ADTs don't give your type system Turing completeness.

Also acting like Turing complete type systems are scary is more FUD than reality. If it becomes relevant it's because you are choosing to do recursion in some sort of constraint solver the type system provides.

taeric

a day ago

The name for them feels a bit unfortunate, to me. The vast majority of programmers know of algebra from grade school, at best. And there you think of algebra as being able to do symbolic operations on equations. Not so much as "algebra over a field."

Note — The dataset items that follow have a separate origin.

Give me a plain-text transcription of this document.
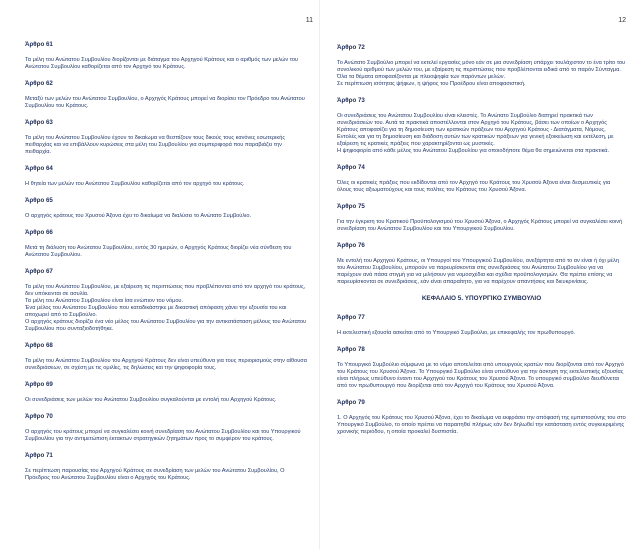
11
Άρθρο 61
Τα μέλη του Ανώτατου Συμβουλίου διορίζονται με διάταγμα του Αρχηγού Κράτους και ο αριθμός των μελών του Ανώτατου Συμβουλίου καθορίζεται από τον Αρχηγό του Κράτους.
Άρθρο 62
Μεταξύ των μελών του Ανώτατου Συμβουλίου, ο Αρχηγός Κράτους μπορεί να διορίσει τον Πρόεδρο του Ανώτατου Συμβουλίου του Κράτους.
Άρθρο 63
Τα μέλη του Ανώτατου Συμβουλίου έχουν το δικαίωμα να θεσπίζουν τους δικούς τους κανόνες εσωτερικής πειθαρχίας και να επιβάλλουν κυρώσεις στα μέλη του Συμβουλίου για συμπεριφορά που παραβιάζει την πειθαρχία.
Άρθρο 64
Η θητεία των μελών του Ανώτατου Συμβουλίου καθορίζεται από τον αρχηγό του κράτους.
Άρθρο 65
Ο αρχηγός κράτους του Χρυσού Άξονα έχει το δικαίωμα να διαλύσει το Ανώτατο Συμβούλιο.
Άρθρο 66
Μετά τη διάλυση του Ανώτατου Συμβουλίου, εντός 30 ημερών, ο Αρχηγός Κράτους διορίζει νέα σύνθεση του Ανώτατου Συμβουλίου.
Άρθρο 67
Τα μέλη του Ανώτατου Συμβουλίου, με εξαίρεση τις περιπτώσεις που προβλέπονται από τον αρχηγό του κράτους, δεν υπόκεινται σε ασυλία.
Τα μέλη του Ανώτατου Συμβουλίου είναι ίσα ενώπιον του νόμου.
Ένα μέλος του Ανώτατου Συμβουλίου που καταδικάστηκε με δικαστική απόφαση χάνει την εξουσία του και αποχωρεί από το Συμβούλιο.
Ο αρχηγός κράτους διορίζει ένα νέο μέλος του Ανώτατου Συμβουλίου για την αντικατάσταση μέλους του Ανώτατου Συμβουλίου που συνταξιοδοτήθηκε.
Άρθρο 68
Τα μέλη του Ανώτατου Συμβουλίου του Αρχηγού Κράτους δεν είναι υπεύθυνα για τους περιορισμούς στην αίθουσα συνεδριάσεων, σε σχέση με τις ομιλίες, τις δηλώσεις και την ψηφοφορία τους.
Άρθρο 69
Οι συνεδριάσεις των μελών του Ανώτατου Συμβουλίου συγκαλούνται με εντολή του Αρχηγού Κράτους.
Άρθρο 70
Ο αρχηγός του κράτους μπορεί να συγκαλέσει κοινή συνεδρίαση του Ανώτατου Συμβουλίου και του Υπουργικού Συμβουλίου για την αντιμετώπιση έκτακτων στρατηγικών ζητημάτων προς το συμφέρον του κράτους.
Άρθρο 71
Σε περίπτωση παρουσίας του Αρχηγού Κράτους σε συνεδρίαση των μελών του Ανώτατου Συμβουλίου, Ο Πρόεδρος του Ανώτατου Συμβουλίου είναι ο Αρχηγός του Κράτους.
12
Άρθρο 72
Το Ανώτατο Συμβούλιο μπορεί να εκτελεί εργασίες μόνο εάν σε μια συνεδρίαση υπάρχει τουλάχιστον το ένα τρίτο του συνολικού αριθμού των μελών του, με εξαίρεση τις περιπτώσεις που προβλέπονται ειδικά από το παρόν Σύνταγμα.
Όλα τα θέματα αποφασίζονται με πλειοψηφία των παρόντων μελών.
Σε περίπτωση ισότητας ψήφων, η ψήφος του Προέδρου είναι αποφασιστική.
Άρθρο 73
Οι συνεδριάσεις του Ανώτατου Συμβουλίου είναι κλειστές. Το Ανώτατο Συμβούλιο διατηρεί πρακτικά των συνεδριάσεών του. Αυτά τα πρακτικά αποστέλλονται στον Αρχηγό του Κράτους, βάσει των οποίων ο Αρχηγός Κράτους αποφασίζει για τη δημοσίευση των κρατικών πράξεων του Αρχηγού Κράτους - Διατάγματα, Νόμους, Εντολές και για τη δημοσίευση και διάδοση αυτών των κρατικών πράξεων για γενική εξοικείωση και εκτέλεση, με εξαίρεση τις κρατικές πράξεις που χαρακτηρίζονται ως μυστικές.
Η ψηφοφορία από κάθε μέλος του Ανώτατου Συμβουλίου για οποιοδήποτε θέμα θα σημειώνεται στα πρακτικά.
Άρθρο 74
Όλες οι κρατικές πράξεις που εκδίδονται από τον Αρχηγό του Κράτους του Χρυσού Άξονα είναι δεσμευτικές για όλους τους αξιωματούχους και τους πολίτες του Κράτους του Χρυσού Άξονα.
Άρθρο 75
Για την έγκριση του Κρατικού Προϋπολογισμού του Χρυσού Άξονα, ο Αρχηγός Κράτους μπορεί να συγκαλέσει κοινή συνεδρίαση του Ανώτατου Συμβουλίου και του Υπουργικού Συμβουλίου.
Άρθρο 76
Με εντολή του Αρχηγού Κράτους, οι Υπουργοί του Υπουργικού Συμβουλίου, ανεξάρτητα από το αν είναι ή όχι μέλη του Ανώτατου Συμβουλίου, μπορούν να παρευρίσκονται στις συνεδριάσεις του Ανώτατου Συμβουλίου για να παρέχουν ανά πάσα στιγμή για να μιλήσουν για νομοσχέδια και σχέδια προϋπολογισμών. Θα πρέπει επίσης να παρευρίσκονται σε συνεδριάσεις, εάν είναι απαραίτητο, για να παρέχουν απαντήσεις και διευκρινίσεις.
ΚΕΦΑΛΑΙΟ 5. ΥΠΟΥΡΓΙΚΟ ΣΥΜΒΟΥΛΙΟ
Άρθρο 77
Η εκτελεστική εξουσία ασκείται από το Υπουργικό Συμβούλιο, με επικεφαλής τον πρωθυπουργό.
Άρθρο 78
Το Υπουργικό Συμβούλιο σύμφωνα με το νόμο αποτελείται από υπουργούς κρατών που διορίζονται από τον Αρχηγό του Κράτους του Χρυσού Άξονα. Το Υπουργικό Συμβούλιο είναι υπεύθυνο για την άσκηση της εκτελεστικής εξουσίας είναι πλήρως υπεύθυνο έναντι του Αρχηγού του Κράτους του Χρυσού Άξονα. Το υπουργικό συμβούλιο διευθύνεται από τον πρωθυπουργό που διορίζεται από τον Αρχηγό του Κράτους του Χρυσού Άξονα.
Άρθρο 79
1. Ο Αρχηγός του Κράτους του Χρυσού Άξονα, έχει το δικαίωμα να εκφράσει την απόφασή της εμπιστοσύνης του στο Υπουργικό Συμβούλιο, το οποίο πρέπει να παραιτηθεί πλήρως εάν δεν δηλωθεί την κατάσταση εντός συγκεκριμένης χρονικής περιόδου, η οποία προκαλεί δυσπιστία.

I think it is fair to say that that is the more unfortunate naming, maybe? I still contend that that is what people think of when they hear the term, though.

dfabulich

a day ago

I strongly agree. Algebraic types aren't "scary," but "algebraic types" is a bad term for what they are. In all popular languages that support "sum types" we just call them "unions."

Your favorite programming language probably already supports unions, including Python, TypeScript, Kotlin, Swift, PHP, Rust, C, and C++. C# is getting unions next year.

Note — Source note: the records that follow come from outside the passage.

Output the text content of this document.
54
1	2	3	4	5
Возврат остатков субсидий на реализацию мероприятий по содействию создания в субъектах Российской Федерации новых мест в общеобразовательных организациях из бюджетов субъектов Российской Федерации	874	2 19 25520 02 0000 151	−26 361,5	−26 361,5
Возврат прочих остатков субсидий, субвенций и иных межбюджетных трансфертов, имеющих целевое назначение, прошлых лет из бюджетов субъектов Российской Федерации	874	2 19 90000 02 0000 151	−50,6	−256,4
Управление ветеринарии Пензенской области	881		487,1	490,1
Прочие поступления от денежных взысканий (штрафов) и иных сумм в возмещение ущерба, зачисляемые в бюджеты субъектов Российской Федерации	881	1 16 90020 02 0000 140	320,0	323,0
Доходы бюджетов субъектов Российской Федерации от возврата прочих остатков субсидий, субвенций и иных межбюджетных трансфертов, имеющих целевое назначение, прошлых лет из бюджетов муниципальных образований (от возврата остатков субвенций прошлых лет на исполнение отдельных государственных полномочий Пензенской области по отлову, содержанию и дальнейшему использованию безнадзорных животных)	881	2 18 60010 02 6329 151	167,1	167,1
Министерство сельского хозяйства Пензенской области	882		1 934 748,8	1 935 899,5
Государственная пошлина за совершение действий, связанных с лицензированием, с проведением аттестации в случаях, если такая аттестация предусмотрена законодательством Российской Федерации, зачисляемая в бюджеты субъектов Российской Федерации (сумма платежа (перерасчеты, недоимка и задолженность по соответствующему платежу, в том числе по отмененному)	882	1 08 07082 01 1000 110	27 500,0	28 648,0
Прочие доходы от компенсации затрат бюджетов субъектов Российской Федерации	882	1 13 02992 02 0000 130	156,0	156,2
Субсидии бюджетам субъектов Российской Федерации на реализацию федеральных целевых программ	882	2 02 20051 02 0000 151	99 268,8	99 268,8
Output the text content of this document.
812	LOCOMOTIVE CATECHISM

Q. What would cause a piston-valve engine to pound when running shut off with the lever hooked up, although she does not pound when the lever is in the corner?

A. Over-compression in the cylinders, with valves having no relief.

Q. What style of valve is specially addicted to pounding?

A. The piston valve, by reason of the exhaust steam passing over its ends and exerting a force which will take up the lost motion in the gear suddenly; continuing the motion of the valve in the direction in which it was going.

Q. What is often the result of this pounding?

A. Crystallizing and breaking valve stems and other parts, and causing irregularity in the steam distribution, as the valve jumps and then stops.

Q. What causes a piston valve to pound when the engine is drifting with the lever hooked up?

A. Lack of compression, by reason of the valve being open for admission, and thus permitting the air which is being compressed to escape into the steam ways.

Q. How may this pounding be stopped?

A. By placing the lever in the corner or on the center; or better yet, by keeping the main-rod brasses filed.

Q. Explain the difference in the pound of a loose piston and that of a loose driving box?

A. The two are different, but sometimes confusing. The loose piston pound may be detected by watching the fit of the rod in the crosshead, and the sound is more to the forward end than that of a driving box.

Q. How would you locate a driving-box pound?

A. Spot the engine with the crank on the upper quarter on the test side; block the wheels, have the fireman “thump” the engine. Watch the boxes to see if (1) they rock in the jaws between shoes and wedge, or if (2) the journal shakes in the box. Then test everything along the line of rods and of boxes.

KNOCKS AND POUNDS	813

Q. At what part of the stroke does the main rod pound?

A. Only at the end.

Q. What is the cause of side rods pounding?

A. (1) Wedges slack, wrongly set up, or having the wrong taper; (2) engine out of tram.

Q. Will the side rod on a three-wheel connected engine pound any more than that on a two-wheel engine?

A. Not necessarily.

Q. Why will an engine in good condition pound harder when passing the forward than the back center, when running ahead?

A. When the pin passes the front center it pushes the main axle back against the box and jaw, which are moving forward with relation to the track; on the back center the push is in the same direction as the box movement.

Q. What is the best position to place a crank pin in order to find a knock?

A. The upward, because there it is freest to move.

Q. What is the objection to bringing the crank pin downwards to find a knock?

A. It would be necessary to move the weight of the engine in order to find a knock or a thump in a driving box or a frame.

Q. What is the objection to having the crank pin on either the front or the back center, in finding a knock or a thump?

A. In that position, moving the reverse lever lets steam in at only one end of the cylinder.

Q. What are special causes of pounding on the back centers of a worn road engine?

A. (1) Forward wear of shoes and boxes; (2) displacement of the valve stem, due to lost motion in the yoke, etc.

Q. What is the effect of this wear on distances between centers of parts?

The article never mentions the word "union," which is overwhelmingly more likely to be the term the reader is acquainted with. It mentions "sets" only at the start, preferring the more obscure terms "sum types" and "product types."

A union of type sets kinda like a sum, but calling it a "sum" obscures what you're doing with it, rather than revealing. The "sum" is the sum of possible values in the union, but all of the most important types (numbers, arrays, strings) already have an absurdly large number of possible values, so computing the actual number of possible values is a pointless exercise, and a distraction from the union set.

Stop trying to make "algebraic" happen. It's not going to happen.

chrisnight

a day ago

> In all popular languages that support "sum types" we just call them "unions."

When I was doing research on type theory in PL, there was an important distinction made between sum types and unions, so it’s important not to conflate them. Union types have the property that Union(A, A) = A, but the same doesn’t hold for sum types. Sum types differentiate between each member, even if they encapsulate the same type inside of it. A more appropriate comparison is tagged unions.

adastra22

a day ago

What you are calling Union type is not what GP is talking about.

wasabi991011

a day ago

So, disjoint union in set theory terms?

If I understand correctly .

dkarl

a day ago

> Stop trying to make "algebraic" happen. It's not going to happen

It's been used for decades, there's no competitor, and ultimately it expresses a truth that is helpful to understand.

I agree that the random mixture of terminology is unhelpful for beginners, and it would be better to teach the concepts as set theory, sticking to set theoretic terminology. In the end, though, they'll have to be comfortable understanding the operations as algebra as well.

dfabulich

a day ago

No, seriously, you literally never need to understand the operations as algebra. You just need to know how to use your language's type system.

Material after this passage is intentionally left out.